Der siegreiche Feldherr posierte auf einem Flugzeugträger, hinter ihm wehte ein Banner im Wind: "Mission accomplished", war darauf zu lesen: Mission abgeschlossen. US-Präsident George W. Bush feierte mit dem symbolträchtigen Auftritt am 1. Mai 2003, gut eineinhalb Monate nach dem Einmarsch im Irak, den vermeintlichen Sieg der USA. Er ließ sich in Pilotenkluft fotografieren und reckte beide Daumen in die Höhe. Es war eine verfrühte Party.

US-Präsident Barack Obama bei seiner Rede vor der Veteranen-Konferenz in Atlanta: "Der Charakter des Einsatzes ändert sich." (Foto: AFP)

Mehr als sieben Jahre fallen im Irak noch immer Menschen den Folgen des Krieges zum Opfer. Nach Angaben der irakischen Regierung war der Juli der blutigste Monat seit zwei Jahren. Aus Washington sind trotzdem triumphale Töne zu hören - auch Bushs Nachfolger Barack Obama hält die Mission für abgeschlossen.
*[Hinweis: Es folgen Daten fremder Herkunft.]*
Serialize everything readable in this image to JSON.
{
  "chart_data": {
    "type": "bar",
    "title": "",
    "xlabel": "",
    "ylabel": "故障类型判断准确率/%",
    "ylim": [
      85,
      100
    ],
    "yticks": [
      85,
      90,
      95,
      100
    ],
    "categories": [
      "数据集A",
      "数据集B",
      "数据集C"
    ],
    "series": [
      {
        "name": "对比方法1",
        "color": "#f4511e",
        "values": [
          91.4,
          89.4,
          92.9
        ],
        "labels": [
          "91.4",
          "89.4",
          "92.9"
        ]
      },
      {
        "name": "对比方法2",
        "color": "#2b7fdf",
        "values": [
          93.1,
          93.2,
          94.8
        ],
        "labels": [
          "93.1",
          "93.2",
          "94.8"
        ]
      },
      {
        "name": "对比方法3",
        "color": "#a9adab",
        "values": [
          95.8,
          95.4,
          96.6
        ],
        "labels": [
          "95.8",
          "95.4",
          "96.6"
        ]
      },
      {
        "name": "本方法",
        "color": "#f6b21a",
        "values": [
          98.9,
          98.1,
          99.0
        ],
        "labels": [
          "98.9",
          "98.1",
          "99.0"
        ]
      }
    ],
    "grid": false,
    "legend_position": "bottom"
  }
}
Zumindest beinahe.

Veränderter Charakter

Der amtierende US-Präsident und Friedensnobelpreisträger verkündete am Montag in Atlanta das Ende des amerikanischen Kampfeinsatzes im Irak am 31. August - "wie versprochen und planmäßig", betonte der Demokrat. Zwar sei die "Zeit amerikanischer Opfer noch nicht vorbei", aber es gebe keinen Zweifel daran, dass sich der Charakter des Einsatzes verändere: "von einer militärischen Anstrengung, geführt von unseren Truppen, zu einem zivilen Einsatz, geführt von unseren Diplomaten".

Bis Ende August soll die Zahl der im Irak stationierten Soldaten von derzeit 65.000 auf 50.000 verringert werden, bekräftigte der Präsident. Die verbleibenden Truppen sollen irakische Soldaten ausbilden und US-Einrichtungen vor Ort beschützen. Zu Obamas Amtsantritt im Januar 2009 waren noch 144.000 Amerikaner im Irak stationiert. Bis Ende kommenden Jahres sollen alle US-Soldaten das Land verlassen haben.

Obama trifft den Nerv

Auf ein wehendes Banner verzichtete Obama genauso wie auf militärisches Kriegsgerät im Hintergrund. Doch seine Rede vor US-Kriegsveteranen im Bundesstaat Georgia geriet derart triumphal, dass sie an Bushs Auftritt auf dem Flugzeugträger erinnerte. "Als Präsidentschaftskandidat habe ich versichert, den Krieg im Irak auf verantwortliche Weise zu beenden", sagte der Präsident. Nun sei es so weit.

Obama hatte den Irakkrieg in der Vergangenheit als "dumm" bezeichnet. Nun, pünktlich vor den Kongresswahlen im November, will er zeigen, dass er die Macht hat, ihn zu beenden. Damit trifft er den Nerv der Bevölkerung: Amerikanische Medien zitieren aus Umfragen, wonach jetzt mehr als die Hälfte der Amerikaner gegen den Krieg sind. 55 Prozent der Befragten seien der Meinung, der Krieg habe sich nicht gelohnt.

Verbale Giftpfeile

Für den Präsidenten war es eine seltene Möglichkeit, sich in einem positiven Licht zu zeigen. Der schon vor seiner Vereidigung als Superstar gefeierte Demokrat hatte damit zuletzt große Mühe. Als Umweltschützer gestartet, reiste er zuletzt an die verseuchten Strände am Golf von Mexiko, um die Folgen der schlimmsten Ölpest aller Zeiten in Augenschein zu nehmen. Verbale Giftpfeile in Richtung des schuldigen BP-Konzerns zeugten von einer gewissen Hilflosigkeit des Präsidenten.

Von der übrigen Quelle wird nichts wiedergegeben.